As the Silver State Health Insurance Exchange goes live Tuesday, the 800,000 or so Nevadans who are uninsured or who buy plans on the individual market will have a virtual shopping center where they can test-drive premiums, copays, deductibles and coverage.

And where there are people giving up personal details and dropping thousands of dollars on an important product, there are scammers lying in wait to take advantage.

“We’re very concerned, now that the exchange is about to go live, that there will be fraudsters who will pick on consumers not educated about what this law means for them,” said Todd Rich, deputy commissioner of the state Division of Insurance.

It’s especially a concern given Nevada’s already-high rate of fraud. A May report from the Federal Trade Commission ranked the state No. 5 for its share of consumers who said they had been defrauded. Nevadans filed more than 15,000 complaints in 2012, including more than 3,000 identity-theft complaints. That was a fraud rate of 559.9 of every 100,000 people, compared with a national average of 430.9.

There are things you can do to protect yourself, and state officials said they’re working to help you out.

Start with how they’re vetting the “navigators,” “exchange enrollment facilitators” and “application counselors” who’ll guide you through the paperwork to buy a plan.

Federal law requires states to have navigators, but those regulations don’t mandate background checks. That wasn’t good enough for the Division of Insurance, which in the spring won approval from state lawmakers to license and certify navigators, enrollment facilitators and application counselors who work for the exchange. With that authority comes the ability to collect fingerprints and do background checks to weed out felons and others with a questionable history. It’s a layer of protection many states lack, Rich said.

“We’ve been a leading state on requiring this level of background check and accountability,” he said.

The division is also working with the state attorney general’s office and other agencies to develop an anti-fraud strategy, Rich said.

Yet, even the best vetting system misses some bad apples. So it’s also up to consumers to be careful.

First, it’s your right to ask any navigator to show a state license or certification information.

Plus, you can ask who the navigator works for. The state insurance exchange has given grants for training and hiring more than 100 navigators in Southern Nevada to seven nonprofits: Inter-tribal Council of Nevada; Know Your Care; the Children’s Cabinet; Consumer Assistance and Resource Enterprise; East Valley Family Services; Latin Chamber of Commerce Community Foundation; and Richard Allen Community Outreach. You might find navigators in places ranging from hospitals to insurance brokerages, but they should be working for one of those groups.

Also, be leery of the hard sell. You shouldn’t be getting unsolicited phone calls peddling coverage, nor should you let anyone convince you that you could go to jail for not having insurance, Rich said.
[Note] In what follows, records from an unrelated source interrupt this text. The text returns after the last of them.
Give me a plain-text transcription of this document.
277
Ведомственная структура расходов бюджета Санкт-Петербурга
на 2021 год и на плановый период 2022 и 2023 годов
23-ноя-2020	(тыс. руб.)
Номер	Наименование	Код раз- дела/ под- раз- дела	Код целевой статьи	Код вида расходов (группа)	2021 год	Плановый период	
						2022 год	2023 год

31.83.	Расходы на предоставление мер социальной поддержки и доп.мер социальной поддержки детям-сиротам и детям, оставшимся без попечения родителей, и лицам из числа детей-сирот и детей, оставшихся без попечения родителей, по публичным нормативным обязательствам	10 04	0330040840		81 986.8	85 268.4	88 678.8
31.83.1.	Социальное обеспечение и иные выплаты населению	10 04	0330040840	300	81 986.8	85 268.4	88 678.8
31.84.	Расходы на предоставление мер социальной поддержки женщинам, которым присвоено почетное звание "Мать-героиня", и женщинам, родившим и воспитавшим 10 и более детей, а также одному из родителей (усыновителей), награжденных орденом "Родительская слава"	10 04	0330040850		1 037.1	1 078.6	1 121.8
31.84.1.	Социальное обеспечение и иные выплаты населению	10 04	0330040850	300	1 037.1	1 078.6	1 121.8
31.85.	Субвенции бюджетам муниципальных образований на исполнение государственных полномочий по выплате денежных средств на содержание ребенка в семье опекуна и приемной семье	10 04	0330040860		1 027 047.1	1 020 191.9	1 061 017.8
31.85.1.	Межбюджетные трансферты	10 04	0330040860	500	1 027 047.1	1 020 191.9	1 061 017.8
If someone tells you their premium offer is good only for a couple of weeks, so you have to buy today, that’s another red flag. Premiums quoted after Tuesday won’t change until 2014’s renewal season. Look out for people who ask you for your bank account numbers or demand a check up front. Neither is needed to get coverage.

In general, remember you have plenty of time: The initial enrollment period runs through Dec. 15.
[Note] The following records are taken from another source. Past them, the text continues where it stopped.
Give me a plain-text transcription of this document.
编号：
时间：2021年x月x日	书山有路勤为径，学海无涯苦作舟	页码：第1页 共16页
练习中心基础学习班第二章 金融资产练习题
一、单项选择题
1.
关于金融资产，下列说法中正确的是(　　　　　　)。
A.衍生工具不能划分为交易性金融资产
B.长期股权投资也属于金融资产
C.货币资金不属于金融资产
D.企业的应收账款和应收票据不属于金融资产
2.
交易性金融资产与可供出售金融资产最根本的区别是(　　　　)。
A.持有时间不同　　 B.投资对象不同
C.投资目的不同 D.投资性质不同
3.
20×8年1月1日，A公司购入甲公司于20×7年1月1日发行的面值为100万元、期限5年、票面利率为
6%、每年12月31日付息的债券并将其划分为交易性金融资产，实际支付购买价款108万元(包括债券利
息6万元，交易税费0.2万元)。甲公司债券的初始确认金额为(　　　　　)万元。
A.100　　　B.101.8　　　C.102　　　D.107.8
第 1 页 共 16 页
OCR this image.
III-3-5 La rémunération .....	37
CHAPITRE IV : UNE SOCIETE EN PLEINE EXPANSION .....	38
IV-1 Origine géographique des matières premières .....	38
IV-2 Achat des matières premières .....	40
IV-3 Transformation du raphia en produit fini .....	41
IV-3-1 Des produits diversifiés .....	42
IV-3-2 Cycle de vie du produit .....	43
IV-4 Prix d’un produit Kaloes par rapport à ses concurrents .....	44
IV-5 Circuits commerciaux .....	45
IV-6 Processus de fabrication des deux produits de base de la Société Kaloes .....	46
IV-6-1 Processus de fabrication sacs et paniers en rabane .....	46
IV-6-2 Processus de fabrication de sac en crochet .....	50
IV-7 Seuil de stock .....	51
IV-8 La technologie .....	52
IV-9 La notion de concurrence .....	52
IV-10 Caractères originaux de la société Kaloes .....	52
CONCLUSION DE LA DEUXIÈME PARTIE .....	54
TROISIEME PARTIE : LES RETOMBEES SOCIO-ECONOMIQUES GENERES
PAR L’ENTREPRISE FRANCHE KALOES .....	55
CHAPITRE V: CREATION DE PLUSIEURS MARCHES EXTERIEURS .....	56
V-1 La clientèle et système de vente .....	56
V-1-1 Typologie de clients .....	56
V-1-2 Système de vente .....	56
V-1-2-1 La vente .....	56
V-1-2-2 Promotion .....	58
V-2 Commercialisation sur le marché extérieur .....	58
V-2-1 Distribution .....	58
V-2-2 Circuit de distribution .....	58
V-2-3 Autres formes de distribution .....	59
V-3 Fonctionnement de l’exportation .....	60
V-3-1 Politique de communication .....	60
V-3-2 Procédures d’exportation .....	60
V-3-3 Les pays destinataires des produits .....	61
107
“There’s no hurry to sign up immediately. No one should be pressured to give information they feel uncomfortable with right away,” said Adam Plain, insurance regulation liaison with the Division of Insurance. “If consumers are approached with a scenario that doesn’t seem right, consumers need to understand they have a right to walk away.”

Rich had one more tip for seniors in particular: Division officials said they’re particularly concerned about scammers defrauding older Nevadans, who might be out of the loop on Obamacare because it doesn’t really apply to them.

If you’re older than 65, you’re Medicare-eligible and shouldn’t be buying coverage through the exchange. Don’t fall for any sales pitch that says otherwise.

You can avoid navigators altogether by signing up directly through the state exchange’s website, www.nevada­healthlink.com, or by calling 855-768-5465. You can also consult a state-licensed insurance broker.

The exchange said it expects to get 40 percent of its enrollment through its website and call center, and another 20 percent from brokers. The rest will come from navigators.